Melissa Wilson is many things: a soil scientist and water quality specialist, a UMN professor, an educator and a mentor. But her real expertise is in manure.
“I cannot say that growing up, I thought I would be a manure specialist,” Wilson says. “But I’m known as the Manure Prof at the University of Minnesota, and I have the number 1 research program in number 2.”
Valuing manure as a resource matters tremendously to both farmer profitability and the environment, Wilson says.
“A lot of people just want to get rid of manure. They still consider it a waste,” says Wilson. “But it's a natural fertilizer source. It should be used before we apply fertilizers, because we want to recycle as much as possible,” she says.
As a manure nutrient management specialist for University of Minnesota Extension, Wilson teaches farmers how to apply manure onto their fields. She consults with manure producers and ag professionals on best practices for storing and transporting manure. She presents research locally, nationally, and internationally, and introduces the concept of manure usage to curious audiences.
It’s complicated: Unlike manufactured fertilizers, manure is highly nuanced. Differences in livestock animals, their digestive systems and the feed they eat result in differing nutrient levels across types of manure.
But Wilson, working in collaboration with Extension Engineer Erin Cortus, is taking some of the guesswork out of using manure as a resource on farms. Together, she and Cortus led the creation of ManureDB, a database that collects and aggregates U.S. manure analysis data results to update manure book values over time, allowing farmers across the nation to fine-tune their manure-management planning.
Rising input costs, including the recent worldwide spike in synthetic fertilizer prices, might make manure a more appealing option among corn and soybean farmers who are looking to diversify or hedge against the geopolitical volatility of the fertilizer market.
“Anytime fertilizer prices are high, manure becomes more and more attractive, so to speak,” Wilson says. “Manure has a lot of value that fertilizer doesn't. It has the micronutrients and the organic matter.”
Intrigued by science
Wilson grew up in a small town in Lancaster County, Pennsylvania, and had a childhood that might sound typical. She loved (and still loves) animals, the outdoors and helping others.
Unlike most of her colleagues within Extension and the broader agricultural industry, Wilson wasn’t raised on a farm. As it turns out, collecting water samples in a local stream is what nudged her towards a career in agriculture.
During a high school environmental studies assignment, the 17-year-old Wilson collected water samples from a local stream. She then compared them against additional samples taken further downstream. Because some very small insects (macroinvertebrates) survive in water with a certain level of cleanliness, finding the insects more often indicates the water in those sections is cleaner.
“I was hooked,” Wilson remembers. “Finding the insects actually means something about the water they choose. Comparing little parts of my county — that spoke to me.”
Taking the guesswork out of manure
Being as close to certain as possible about the nutrient values of manure is vital for farmers and producers. “Having access to this information — such as ‘this kind of manure in this circumstance gets you this level of nitrogen or phosphorus’ — is important for planning purposes and nutrient management,” says Wilson.

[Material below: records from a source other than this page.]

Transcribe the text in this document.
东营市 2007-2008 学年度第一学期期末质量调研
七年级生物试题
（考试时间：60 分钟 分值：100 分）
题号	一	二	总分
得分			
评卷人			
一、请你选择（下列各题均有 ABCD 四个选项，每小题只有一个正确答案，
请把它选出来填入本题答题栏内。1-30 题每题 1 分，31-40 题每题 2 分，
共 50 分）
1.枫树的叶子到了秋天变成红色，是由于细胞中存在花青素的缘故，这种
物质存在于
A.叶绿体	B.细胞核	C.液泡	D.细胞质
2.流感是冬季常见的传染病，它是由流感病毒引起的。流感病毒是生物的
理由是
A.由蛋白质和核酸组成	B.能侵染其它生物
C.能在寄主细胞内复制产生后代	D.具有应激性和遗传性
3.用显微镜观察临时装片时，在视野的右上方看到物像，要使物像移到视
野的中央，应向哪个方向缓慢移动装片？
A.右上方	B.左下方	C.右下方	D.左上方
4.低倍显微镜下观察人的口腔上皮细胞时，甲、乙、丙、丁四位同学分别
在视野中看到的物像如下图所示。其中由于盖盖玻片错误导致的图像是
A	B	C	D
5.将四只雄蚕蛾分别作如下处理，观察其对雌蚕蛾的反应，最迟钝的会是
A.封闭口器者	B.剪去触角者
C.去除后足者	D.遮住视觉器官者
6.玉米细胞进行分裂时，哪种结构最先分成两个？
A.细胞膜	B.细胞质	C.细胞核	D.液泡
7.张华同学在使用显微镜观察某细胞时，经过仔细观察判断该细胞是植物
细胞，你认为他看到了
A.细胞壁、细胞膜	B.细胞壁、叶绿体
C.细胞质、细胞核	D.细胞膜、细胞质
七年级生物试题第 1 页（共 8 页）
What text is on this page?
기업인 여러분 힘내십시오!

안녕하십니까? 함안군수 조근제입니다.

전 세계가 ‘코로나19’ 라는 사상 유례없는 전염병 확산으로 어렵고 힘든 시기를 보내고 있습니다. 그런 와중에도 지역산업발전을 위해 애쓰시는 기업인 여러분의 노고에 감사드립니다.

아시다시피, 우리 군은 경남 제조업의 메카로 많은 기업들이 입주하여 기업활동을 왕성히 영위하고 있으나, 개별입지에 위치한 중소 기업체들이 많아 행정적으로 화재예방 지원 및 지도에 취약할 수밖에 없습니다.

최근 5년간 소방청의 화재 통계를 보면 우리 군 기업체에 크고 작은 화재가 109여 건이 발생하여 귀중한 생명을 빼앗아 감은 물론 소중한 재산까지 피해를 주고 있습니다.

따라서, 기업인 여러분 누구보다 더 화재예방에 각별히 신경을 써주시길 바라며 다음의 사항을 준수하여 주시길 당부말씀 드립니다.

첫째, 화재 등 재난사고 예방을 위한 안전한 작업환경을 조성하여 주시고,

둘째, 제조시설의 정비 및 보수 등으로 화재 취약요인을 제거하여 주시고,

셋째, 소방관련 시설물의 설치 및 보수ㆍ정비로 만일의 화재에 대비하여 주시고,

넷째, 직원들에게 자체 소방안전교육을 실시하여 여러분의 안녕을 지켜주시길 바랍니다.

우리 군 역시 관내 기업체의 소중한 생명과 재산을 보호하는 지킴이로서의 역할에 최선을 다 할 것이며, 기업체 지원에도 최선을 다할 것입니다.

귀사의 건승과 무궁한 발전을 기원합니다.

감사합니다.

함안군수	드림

To take some of the guesswork out of the process, producers all across the country have their samples tested at local and regional laboratories. Those nutrient levels are sent back to the farmers, who can then plan their nutrient management strategy. These data sets helped create benchmarks of what growers could generally expect.
But the contextual or background data that anchored those results might have had unintentional limitations. “If you look at the swine manure numbers, the book values for the entire country were based on 100 samples in Iowa, for example,” said Wilson.
The making of ManureDB
The need for current, more widespread data was evident, so Wilson and her colleagues got started. Funded by a grant from the National Institute of Food and Agriculture (NIFA), Wilson partnered with the Minnesota Supercomputing Institute at the University of Minnesota to begin constructing the database.
Wilson brought in lab managers from Pennsylvania, Ohio, North Carolina, Georgia, the Nevada / Texas panhandle, and asked what they thought. “And then it just kind of became national from that conversation because there was support for it,” Wilson remembers.
Today, agricultural professionals nationwide use ManureDB to access up-to-date information on over 490,000 samples from 49 states, 14 laboratories, over 65 animal types, and 18 organic amendments. The data can be filtered in a variety of ways — by year, by animal type, by manure storage type, and by state and region.
Daniel Anderson, a manure management and water quality specialist from Iowa State University, says that manure used to be undervalued because of those prior inconsistencies in the data set. “But as we have more data, people build trust in what's really there,” Anderson says.
With more confidence in manure nutrient values, farmers can do more detailed manure management planning. “We see a lot more people who haven't historically used manure are interested in purchasing it,” Anderson says. “So it really helps you feel confident in what you get back.”